Now that we’re getting into spring weather, you’re looking into running trails! But, if you’re just starting out, do you really need dedicated trail shoes? Can you just get by with your road shoes? Do you really need to make another investment in a second (or third, or fourth, or fifth) pair?

There is no one answer to this question — answers all start with “Depends on [blank]”. So, let’s consider a few of those blanks and examine why you should really go grab yourself a good pair of trail running shoes!

One question I ask trail runners-to-be is what kind of trails they’re planning to run. Runners can get really liberal with the term “trail” — it can mean everything from a flat dirt path adjacent to a road to gnarly mountain climbs and steep cliffside trails. A lot of the time it’s the former, and they’ll be just fine with road shoes. But, in the case of the latter, you can absolutely benefit from trail-specific running shoes. Rocky or muddy trails and steep climbs and descents all call for quality trail running shoes.

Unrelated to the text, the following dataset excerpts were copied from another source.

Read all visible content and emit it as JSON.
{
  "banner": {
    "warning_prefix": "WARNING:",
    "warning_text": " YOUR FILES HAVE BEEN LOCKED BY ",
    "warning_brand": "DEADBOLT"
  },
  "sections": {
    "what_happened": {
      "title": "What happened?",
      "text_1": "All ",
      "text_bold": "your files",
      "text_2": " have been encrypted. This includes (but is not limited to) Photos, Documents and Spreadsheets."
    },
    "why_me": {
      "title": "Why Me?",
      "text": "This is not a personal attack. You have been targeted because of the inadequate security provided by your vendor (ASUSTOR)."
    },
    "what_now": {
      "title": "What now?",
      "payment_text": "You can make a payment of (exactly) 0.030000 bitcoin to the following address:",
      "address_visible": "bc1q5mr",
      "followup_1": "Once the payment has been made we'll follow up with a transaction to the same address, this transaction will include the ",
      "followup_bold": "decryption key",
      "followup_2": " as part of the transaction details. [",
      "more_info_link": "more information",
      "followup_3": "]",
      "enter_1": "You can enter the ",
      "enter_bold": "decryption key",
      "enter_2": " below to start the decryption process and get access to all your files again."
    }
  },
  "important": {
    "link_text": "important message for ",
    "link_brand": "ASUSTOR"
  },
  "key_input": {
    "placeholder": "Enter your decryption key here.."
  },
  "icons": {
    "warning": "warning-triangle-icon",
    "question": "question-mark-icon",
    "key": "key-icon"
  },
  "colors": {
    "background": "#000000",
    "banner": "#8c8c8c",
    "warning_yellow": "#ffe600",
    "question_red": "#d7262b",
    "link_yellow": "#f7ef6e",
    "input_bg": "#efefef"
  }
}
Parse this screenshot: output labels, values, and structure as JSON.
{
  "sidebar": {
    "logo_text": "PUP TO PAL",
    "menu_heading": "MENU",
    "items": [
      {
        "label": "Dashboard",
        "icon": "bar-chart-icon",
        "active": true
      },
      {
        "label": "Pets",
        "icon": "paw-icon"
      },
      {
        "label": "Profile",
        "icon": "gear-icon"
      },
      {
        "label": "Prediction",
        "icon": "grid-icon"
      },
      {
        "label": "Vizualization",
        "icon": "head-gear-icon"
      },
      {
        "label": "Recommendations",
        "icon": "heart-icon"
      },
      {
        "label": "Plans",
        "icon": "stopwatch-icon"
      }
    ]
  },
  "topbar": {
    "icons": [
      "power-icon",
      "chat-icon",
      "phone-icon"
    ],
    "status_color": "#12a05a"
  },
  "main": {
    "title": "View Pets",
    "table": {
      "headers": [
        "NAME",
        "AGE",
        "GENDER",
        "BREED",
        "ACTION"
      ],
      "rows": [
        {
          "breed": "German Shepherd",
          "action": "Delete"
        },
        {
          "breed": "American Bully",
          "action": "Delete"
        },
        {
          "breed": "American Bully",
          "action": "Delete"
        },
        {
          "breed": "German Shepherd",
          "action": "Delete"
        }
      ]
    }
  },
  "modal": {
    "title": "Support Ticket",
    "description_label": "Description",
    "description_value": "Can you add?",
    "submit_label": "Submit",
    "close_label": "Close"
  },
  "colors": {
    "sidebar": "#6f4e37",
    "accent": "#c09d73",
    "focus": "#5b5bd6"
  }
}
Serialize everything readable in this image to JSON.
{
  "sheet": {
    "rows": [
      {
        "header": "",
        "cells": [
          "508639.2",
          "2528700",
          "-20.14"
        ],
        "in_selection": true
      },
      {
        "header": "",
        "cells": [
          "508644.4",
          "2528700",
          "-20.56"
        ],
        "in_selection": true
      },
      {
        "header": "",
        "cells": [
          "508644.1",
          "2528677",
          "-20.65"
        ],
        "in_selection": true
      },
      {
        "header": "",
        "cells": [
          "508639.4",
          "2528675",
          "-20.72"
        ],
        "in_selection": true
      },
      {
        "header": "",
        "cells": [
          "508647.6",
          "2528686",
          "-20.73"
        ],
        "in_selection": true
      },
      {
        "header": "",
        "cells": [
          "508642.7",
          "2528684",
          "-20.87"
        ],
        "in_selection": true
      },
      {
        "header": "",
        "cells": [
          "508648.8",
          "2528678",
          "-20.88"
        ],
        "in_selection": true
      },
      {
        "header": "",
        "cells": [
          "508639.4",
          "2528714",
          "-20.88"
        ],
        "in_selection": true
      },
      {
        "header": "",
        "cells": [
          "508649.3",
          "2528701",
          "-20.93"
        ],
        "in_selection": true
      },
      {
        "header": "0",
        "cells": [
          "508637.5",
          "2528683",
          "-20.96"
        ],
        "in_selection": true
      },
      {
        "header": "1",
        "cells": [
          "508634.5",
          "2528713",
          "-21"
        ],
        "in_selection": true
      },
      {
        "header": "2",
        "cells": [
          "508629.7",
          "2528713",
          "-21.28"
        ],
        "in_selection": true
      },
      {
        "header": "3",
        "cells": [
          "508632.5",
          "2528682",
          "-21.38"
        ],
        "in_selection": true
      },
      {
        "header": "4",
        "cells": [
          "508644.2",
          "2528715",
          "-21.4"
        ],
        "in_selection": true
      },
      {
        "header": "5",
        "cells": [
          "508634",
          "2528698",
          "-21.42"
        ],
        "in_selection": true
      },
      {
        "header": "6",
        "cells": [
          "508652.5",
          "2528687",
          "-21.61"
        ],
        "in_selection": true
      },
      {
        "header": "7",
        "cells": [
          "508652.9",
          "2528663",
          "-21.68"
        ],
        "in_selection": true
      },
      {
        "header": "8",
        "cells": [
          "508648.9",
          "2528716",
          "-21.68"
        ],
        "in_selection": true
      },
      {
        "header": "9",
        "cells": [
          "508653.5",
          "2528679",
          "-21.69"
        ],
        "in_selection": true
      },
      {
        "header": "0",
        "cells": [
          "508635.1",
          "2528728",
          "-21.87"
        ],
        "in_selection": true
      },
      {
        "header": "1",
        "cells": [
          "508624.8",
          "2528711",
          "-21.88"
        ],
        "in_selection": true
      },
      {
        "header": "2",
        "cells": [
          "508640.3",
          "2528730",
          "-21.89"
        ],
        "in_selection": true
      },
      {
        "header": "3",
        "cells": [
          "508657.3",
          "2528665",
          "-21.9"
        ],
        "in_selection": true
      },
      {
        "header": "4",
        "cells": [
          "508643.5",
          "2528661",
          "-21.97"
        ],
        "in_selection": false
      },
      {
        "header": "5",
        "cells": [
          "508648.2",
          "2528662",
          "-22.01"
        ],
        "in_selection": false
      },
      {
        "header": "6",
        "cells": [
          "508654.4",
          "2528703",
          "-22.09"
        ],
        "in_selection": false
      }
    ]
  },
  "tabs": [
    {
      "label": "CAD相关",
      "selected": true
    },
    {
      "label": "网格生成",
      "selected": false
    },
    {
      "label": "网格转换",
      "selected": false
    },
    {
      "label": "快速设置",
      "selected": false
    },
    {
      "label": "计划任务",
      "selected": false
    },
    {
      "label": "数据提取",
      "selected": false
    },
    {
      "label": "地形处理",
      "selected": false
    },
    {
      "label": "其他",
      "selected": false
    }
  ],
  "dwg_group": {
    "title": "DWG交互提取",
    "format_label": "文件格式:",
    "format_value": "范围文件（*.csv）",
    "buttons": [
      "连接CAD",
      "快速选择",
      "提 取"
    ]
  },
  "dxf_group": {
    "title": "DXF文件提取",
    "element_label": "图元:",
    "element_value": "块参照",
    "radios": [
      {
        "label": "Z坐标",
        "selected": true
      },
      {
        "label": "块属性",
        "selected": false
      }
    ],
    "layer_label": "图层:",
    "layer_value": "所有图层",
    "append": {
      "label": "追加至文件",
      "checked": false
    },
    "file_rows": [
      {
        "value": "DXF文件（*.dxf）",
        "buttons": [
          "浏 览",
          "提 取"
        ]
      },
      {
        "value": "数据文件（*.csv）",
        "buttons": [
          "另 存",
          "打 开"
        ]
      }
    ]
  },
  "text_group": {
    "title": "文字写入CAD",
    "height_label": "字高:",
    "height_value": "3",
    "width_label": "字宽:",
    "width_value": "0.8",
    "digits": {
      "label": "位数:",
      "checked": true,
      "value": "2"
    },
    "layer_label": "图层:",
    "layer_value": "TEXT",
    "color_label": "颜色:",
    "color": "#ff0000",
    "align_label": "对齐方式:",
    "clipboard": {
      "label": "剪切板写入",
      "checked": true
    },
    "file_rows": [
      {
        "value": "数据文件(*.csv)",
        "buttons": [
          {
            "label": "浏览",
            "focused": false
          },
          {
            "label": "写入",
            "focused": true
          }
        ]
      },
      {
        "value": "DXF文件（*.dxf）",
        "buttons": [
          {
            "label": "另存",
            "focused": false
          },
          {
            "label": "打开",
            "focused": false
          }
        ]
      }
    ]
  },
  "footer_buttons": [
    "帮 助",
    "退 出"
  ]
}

You want a shoe that lets you run confidently — trails are notorious for twisted ankles and scraped elbows, knees, and legs, things we’re more likely to end up with if we go without good trail running shoes.

To get that confidence in a shoe on the trails, you need good traction and good protection underfoot. Trail shoes are becoming better and better at tackling all types of surfaces due to awesome multi-directional lugs and stickier rubbers. Those lugs, or teeth, are angled precisely for climbing on the forefoot and for descending on the midfoot and heel, giving the runner confidence on any grade of trail (grade referring to the steepness/angle of the ground). Many have rock plates underneath the foot to protect from rocks, roots, sticks and whatever else the trails might throw at you. Protection underneath your foot is key in keeping your feet happy and healthy over miles and miles of beautiful trails.

Trail running shoes are also versatile! While hitting asphalt and concrete with trail running shoes might not be a good idea, they can double as great lightweight hiking shoes. There is a time and a place for traditional hiking boots, but more and more, people prefer trail running shoes due to their lightness, flexibility, and nimbleness. They don’t give you the same ankle protection as stiffer high top boots, but unless you’re backpacking for several days, most people can get away with and end up preferring the more natural feeling of trail running shoes.

Finally, trail running shoes are more rugged and durable than road shoes, especially when they’re exposed to the elements. Road shoes will usually have a lightweight mesh or knit upper for comfort, flexibility, and breathability; however, those are prone to ripping or tearing easily if you encounter a sharp rock or branch. Trail running shoes are made to take bumps and scrapes, and often have extra overlays to account for those trail hazards. They’re meant to take more of a beating than your road shoes!

Yes, trail running shoes are an extra investment if you decide trail running (or even hiking in something less bulky than a boot) is for you, but in my opinion, they are definitely worth it. Having a pair in your rotation will not only give you better, more protective options, but it’ll also encourage you to get out on the beautiful landscapes around you more often! Now get out there and enjoy the trails!